Another reason for the limited market penetration of HSAs and HDHPs at this time is the complexity of putting a banking arrangement together with an insurance product. A succesful implementation of this strategy requires a lot of education in what is not the most exciting subject area.
Another reason is the outflow of premiums to the banking industry. Health Insurance is sold by brokers working on commissions. When the health insurance premium is reduced by moving to the HDHP, the broker loses income. Brokers are usually not interested in providing extensive education on banking issues for which they receive no income.
The debate about HSAs is usually framed as a dissertation about what they aren't able to do. Some examples of this reasoning are that HSAs don't solve the problems of the uninsured, that there won't be any money in your account if you have to pay claims, etc. etc.
One could make similar arguments regarding Individual Retirement Accounts, that they are for the rich, don't solve the problem of low incomes in retirement etc., etc.

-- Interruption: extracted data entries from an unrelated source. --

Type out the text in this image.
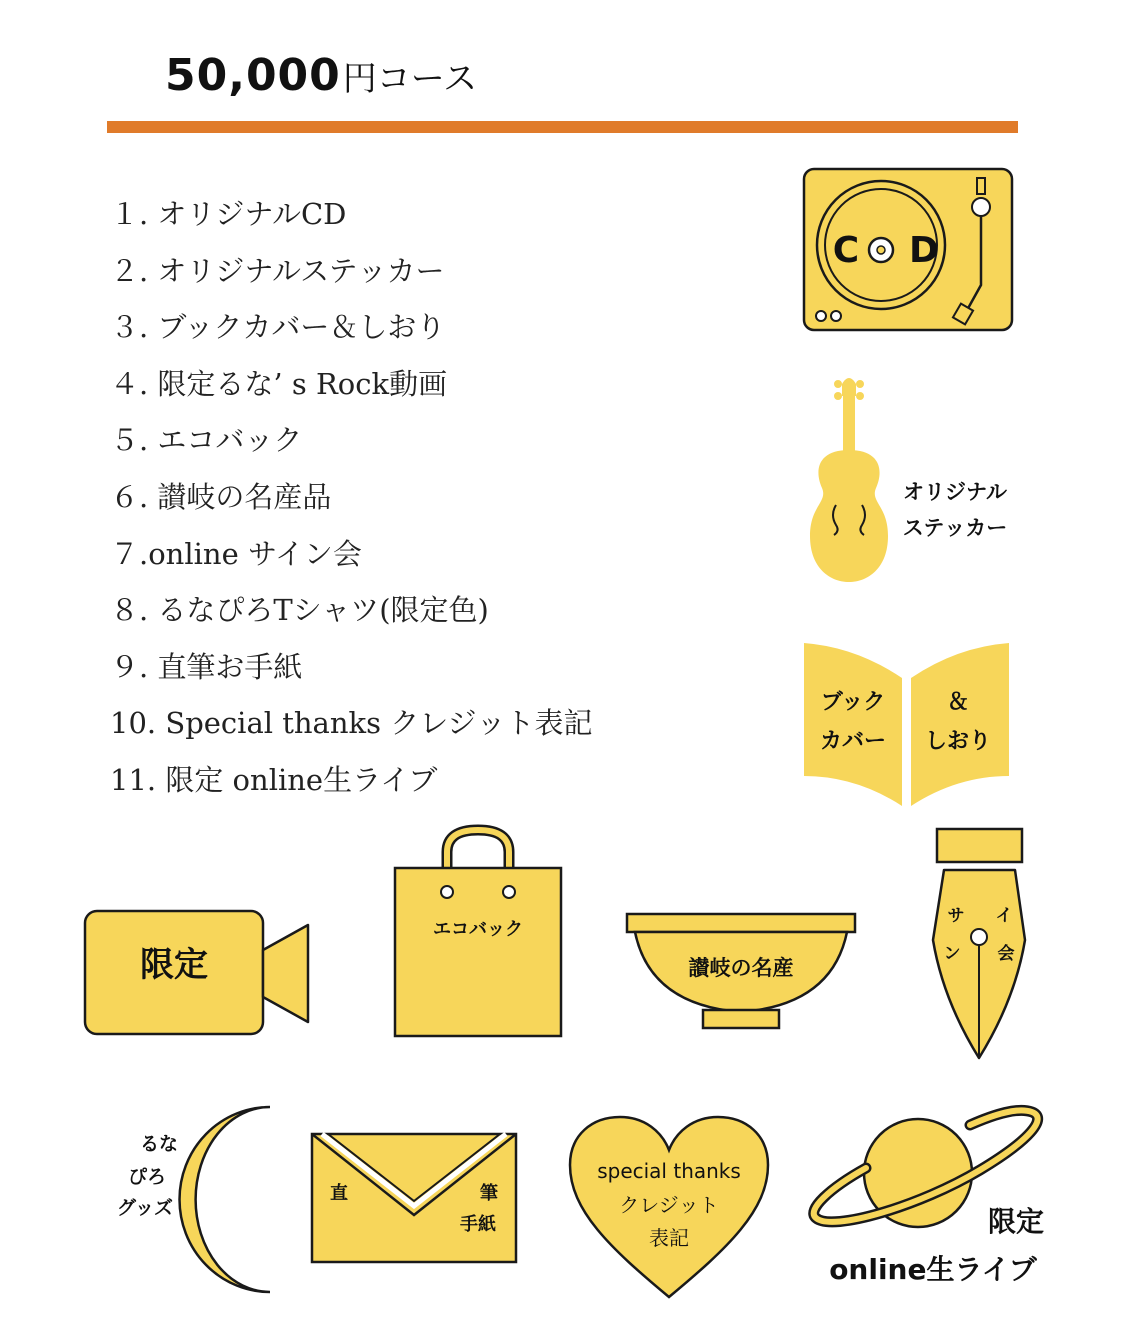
50,000 円コース
１. オリジナルCD
２. オリジナルステッカー
３. ブックカバー＆しおり
４. 限定るな’ s Rock動画
５. エコバック
６. 讃岐の名産品
７.online サイン会
８. るなぴろTシャツ(限定色)
９. 直筆お手紙
10. Special thanks クレジット表記
11. 限定 online生ライブ
C D
オリジナル
ステッカー
ブック
カバー
＆
しおり
限定
エコバック
讃岐の名産
サ
ン
イ
会
るな
ぴろ
グッズ
直	筆
手紙
special thanks
クレジット
表記	限定
online生ライブ
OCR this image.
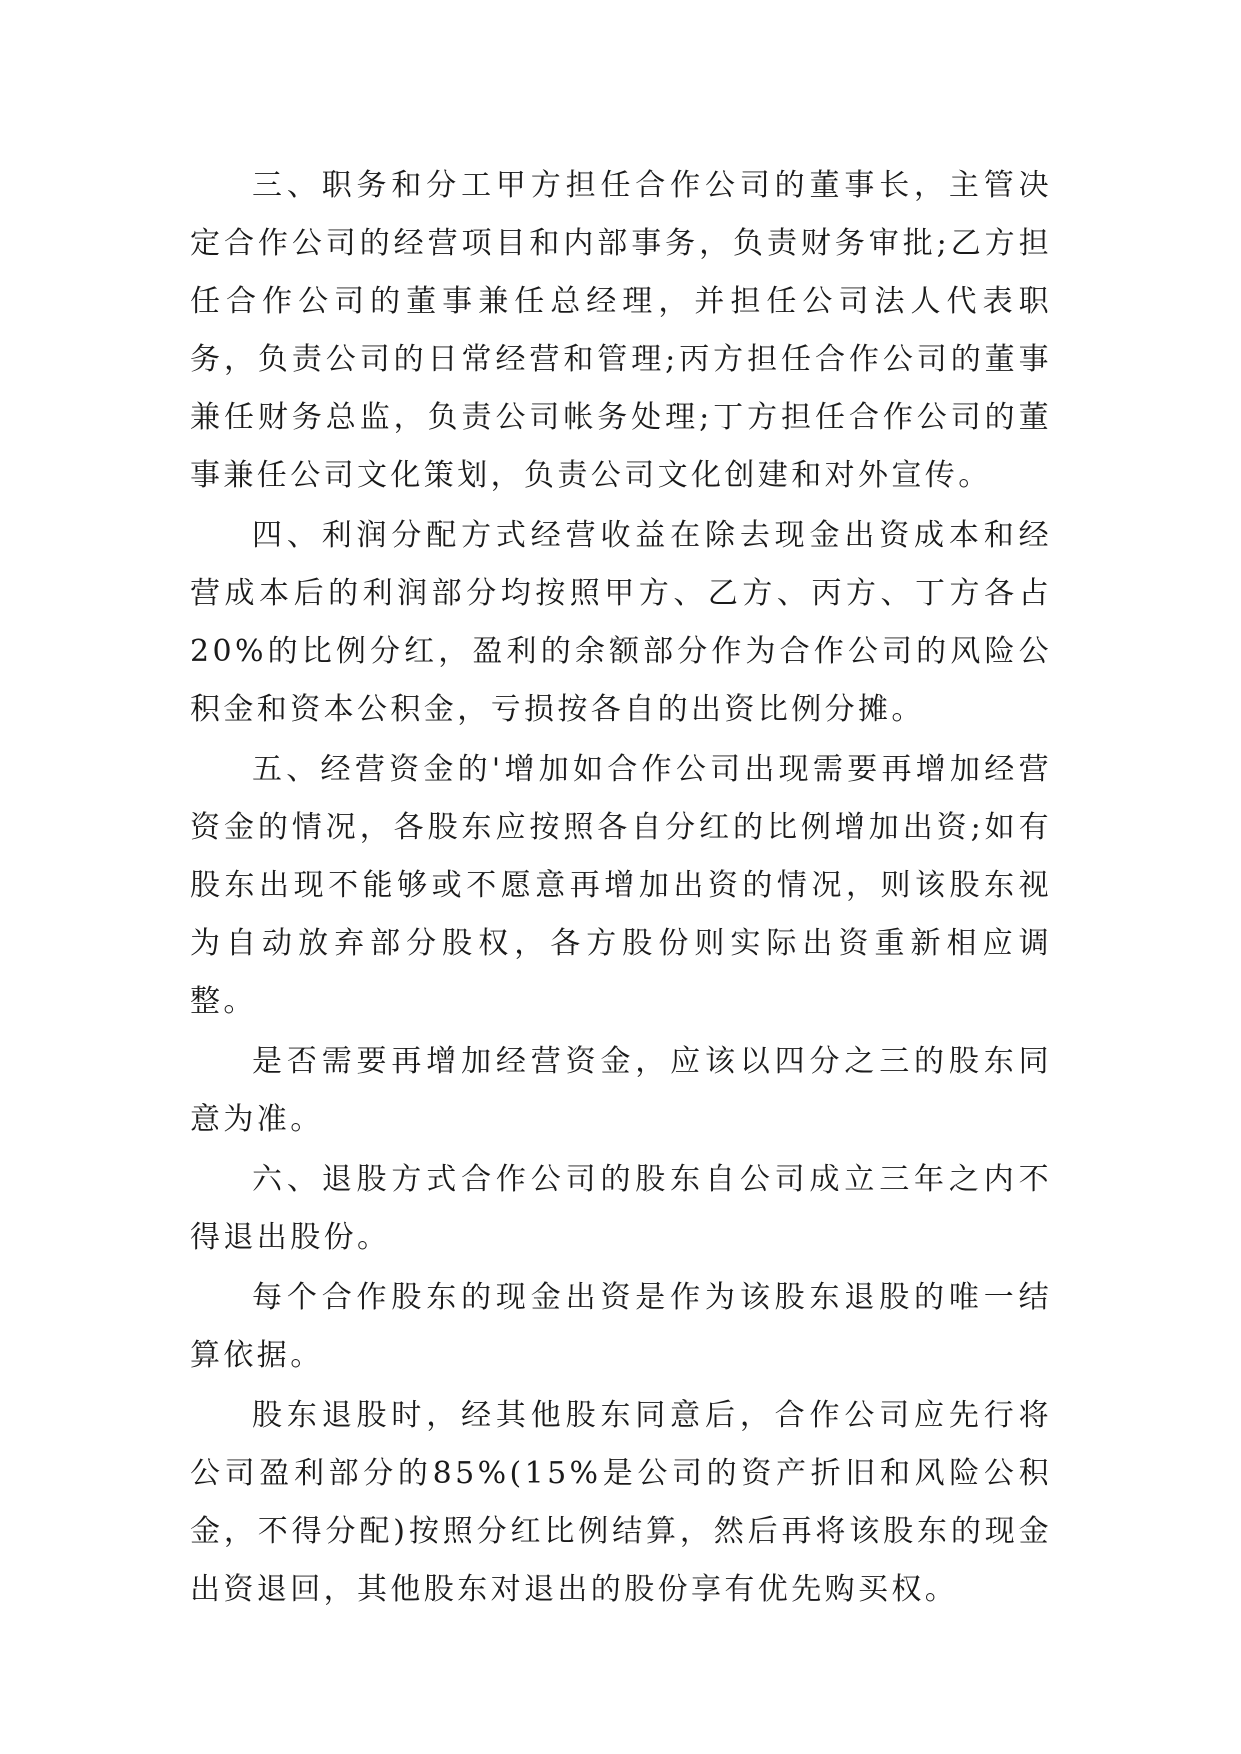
三、职务和分工甲方担任合作公司的董事长，主管决定合作公司的经营项目和内部事务，负责财务审批;乙方担任合作公司的董事兼任总经理，并担任公司法人代表职务，负责公司的日常经营和管理;丙方担任合作公司的董事兼任财务总监，负责公司帐务处理;丁方担任合作公司的董事兼任公司文化策划，负责公司文化创建和对外宣传。

四、利润分配方式经营收益在除去现金出资成本和经营成本后的利润部分均按照甲方、乙方、丙方、丁方各占20%的比例分红，盈利的余额部分作为合作公司的风险公积金和资本公积金，亏损按各自的出资比例分摊。

五、经营资金的'增加如合作公司出现需要再增加经营资金的情况，各股东应按照各自分红的比例增加出资;如有股东出现不能够或不愿意再增加出资的情况，则该股东视为自动放弃部分股权，各方股份则实际出资重新相应调整。

是否需要再增加经营资金，应该以四分之三的股东同意为准。

六、退股方式合作公司的股东自公司成立三年之内不得退出股份。

每个合作股东的现金出资是作为该股东退股的唯一结算依据。

股东退股时，经其他股东同意后，合作公司应先行将公司盈利部分的85%(15%是公司的资产折旧和风险公积金，不得分配)按照分红比例结算，然后再将该股东的现金出资退回，其他股东对退出的股份享有优先购买权。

The fact is that HSAs do have value for some indiviuals. This value can usually be determined by looking at the respective premiums and cash flows involved. For some persons, this analysis will lead to the conclusion that an HDHP and an HSA make sense for them, for others this will not be the result.
Trying to make things as simple as possible, can it really be bad to send less money to the insurance company and put the savings into your personal account? Many folks, once educated as to the details, find this an attractive alternative.